I use this trick to get information when I need it. It’s common that you’ll email a colleague and find they won’t look at it until later. You may need the information by some point that day. That’s why I set follow-up reminders.
Say I wanted to have a meeting with a colleague, looked in his calendar and seen that he was already booked for a meeting, but it said that it wasn’t confirmed. I can then send an email asking if their meeting is still happening along with the reminder. A reminder will let me know to ask them for the information again, so I don’t have to remember to. This makes it much more likely to get the desired information. And, it doesn’t show up as a calendar entry, so you still have the space to schedule out your day.
This is how you do it in Outlook.
Before you send the message, click follow up and choose Add reminder. You can then choose the time (and day) of when you want to be reminded to ask for this information again.
Use cloud storage links
I talked about this in my last blog on Office 365. You can also use this trick with Dropbox. It’s useful to link to a file on the cloud rather than sending the actual file because you don’t have to keep manually updating the file and replacing it every time it’s edited.
How to recall a message in Outlook
There is no time limit for recalling an email in Outlook, but if the recipient has already opened the email then you are unable to recall it.
- In your sent box, double click the email you want to recall to open it.

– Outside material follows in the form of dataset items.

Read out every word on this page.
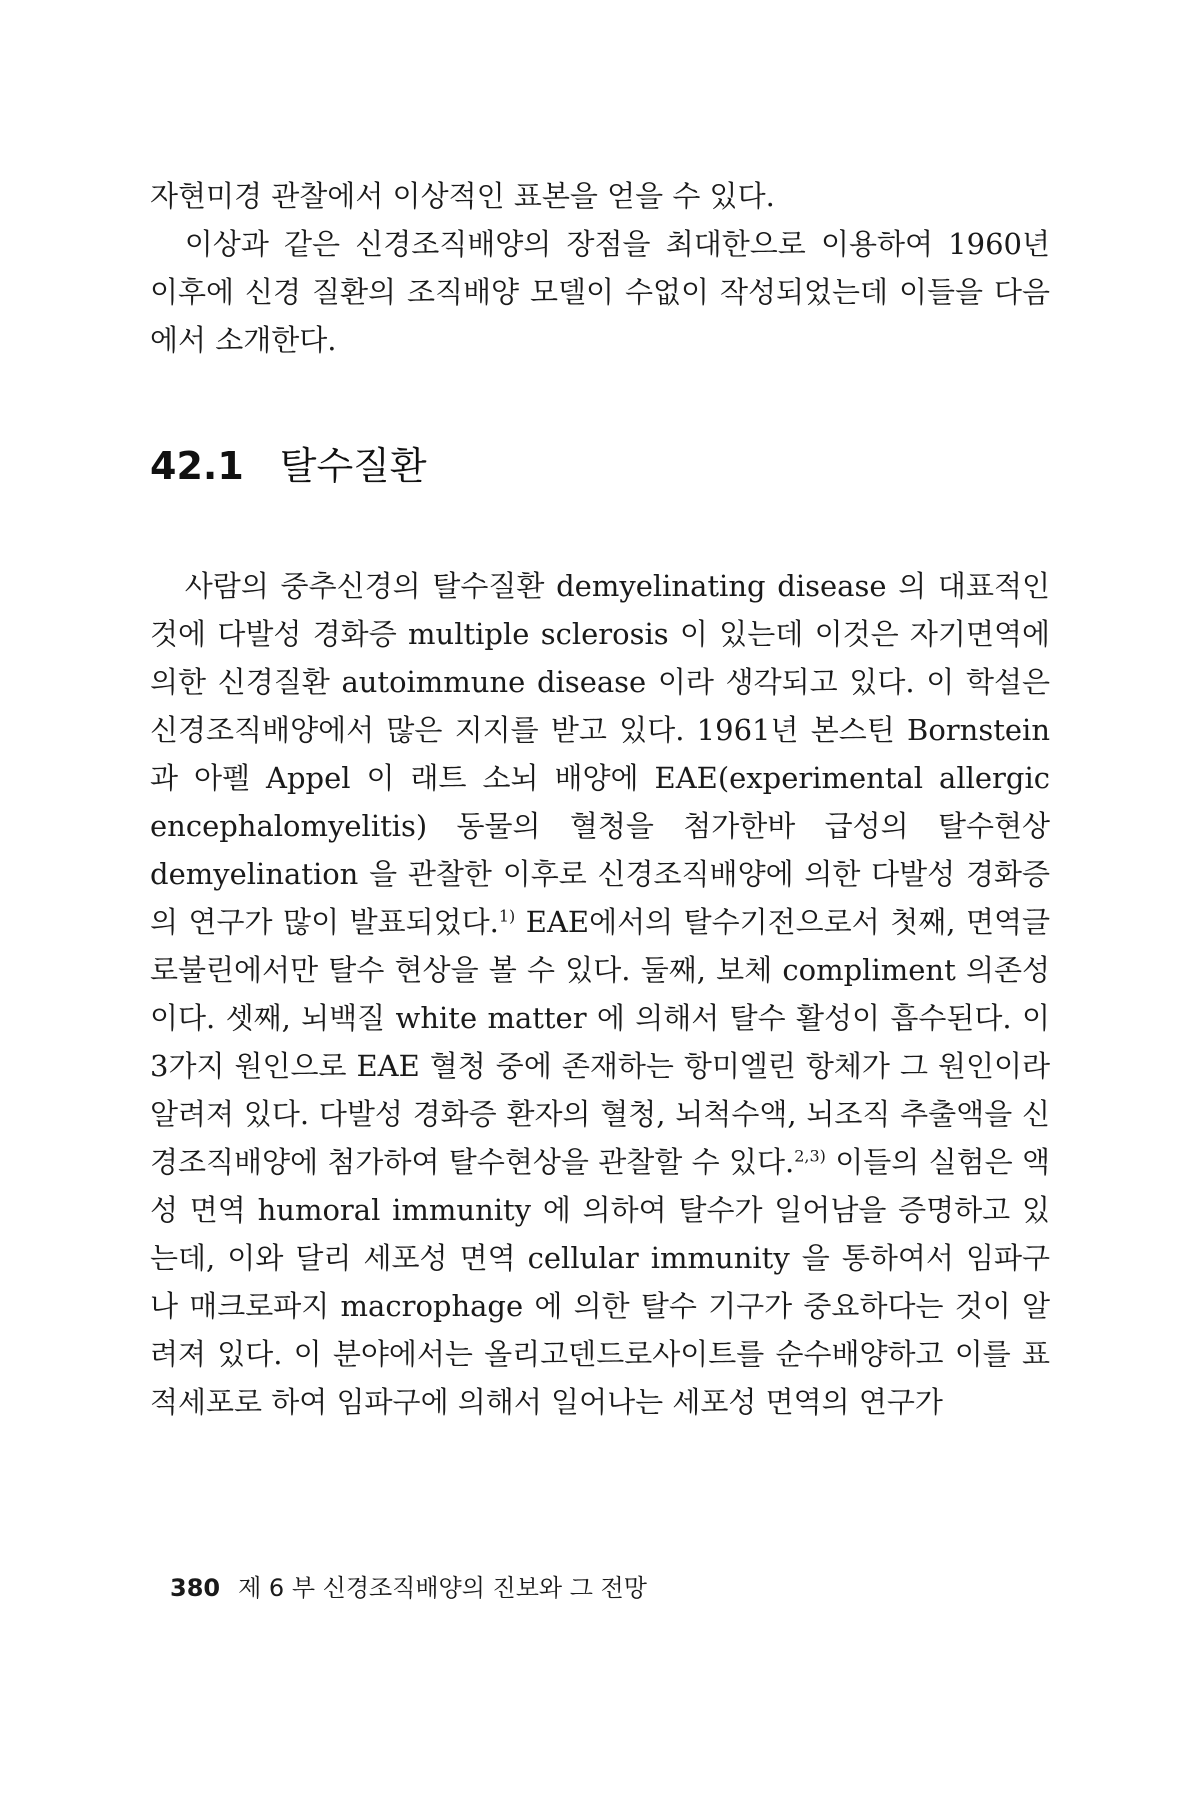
자현미경 관찰에서 이상적인 표본을 얻을 수 있다.

이상과 같은 신경조직배양의 장점을 최대한으로 이용하여 1960년 이후에 신경 질환의 조직배양 모델이 수없이 작성되었는데 이들을 다음에서 소개한다.

42.1 탈수질환

사람의 중추신경의 탈수질환 demyelinating disease 의 대표적인 것에 다발성 경화증 multiple sclerosis 이 있는데 이것은 자기면역에 의한 신경질환 autoimmune disease 이라 생각되고 있다. 이 학설은 신경조직배양에서 많은 지지를 받고 있다. 1961년 본스틴 Bornstein 과 아펠 Appel 이 래트 소뇌 배양에 EAE(experimental allergic encephalomyelitis) 동물의 혈청을 첨가한바 급성의 탈수현상 demyelination 을 관찰한 이후로 신경조직배양에 의한 다발성 경화증의 연구가 많이 발표되었다.$^{1)}$ EAE에서의 탈수기전으로서 첫째, 면역글로불린에서만 탈수 현상을 볼 수 있다. 둘째, 보체 compliment 의존성이다. 셋째, 뇌백질 white matter 에 의해서 탈수 활성이 흡수된다. 이 3가지 원인으로 EAE 혈청 중에 존재하는 항미엘린 항체가 그 원인이라 알려져 있다. 다발성 경화증 환자의 혈청, 뇌척수액, 뇌조직 추출액을 신경조직배양에 첨가하여 탈수현상을 관찰할 수 있다.$^{2,3)}$ 이들의 실험은 액성 면역 humoral immunity 에 의하여 탈수가 일어남을 증명하고 있는데, 이와 달리 세포성 면역 cellular immunity 을 통하여서 임파구나 매크로파지 macrophage 에 의한 탈수 기구가 중요하다는 것이 알려져 있다. 이 분야에서는 올리고덴드로사이트를 순수배양하고 이를 표적세포로 하여 임파구에 의해서 일어나는 세포성 면역의 연구가

380 제 6 부 신경조직배양의 진보와 그 전망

- Then in the ribbon, click on ‘Actions’ and then choose ‘Recall This Message…’. It’s as easy as that.
I turn my emails into tasks and archive them. This helps me keep of things and acts as a to-do list. In outlook you can flag important emails by simply clicking the red flag that shows up when you hover over an email snippet.
I also use folders to archive emails into categories, so they are easy to find when I need to see them. I set up rules so that automatically emails from certain senders are sent into a folder. For example, all my invoices have rules to be automatically sent to my invoices folder.
Know what a Phishing email looks like.
First of all, you should never send any sensitive information to anyone other than people you trust. Saying that however, in the last 3 years, $2.3 billion in total was stolen from employees by cyber criminals pretending to be their boss via email.
Do not click on attachments unless you trust and know the sender. Just one click has the potential to install malicious malware on your PC and thus put your whole networks safety at risk.
A Phishing email can usually have the following characteristics:
- Spelling and Grammar issues
- A different hyperlink URL to the one shown
- Often pressuring and luring to click on the link
- Personal information is requested
- The email seems similar to a company you know, but somethings not right/consistent (e.g. a misplaced logo)
I’m sure you’ll find some of these tricks useful and I hope they make your work more efficient.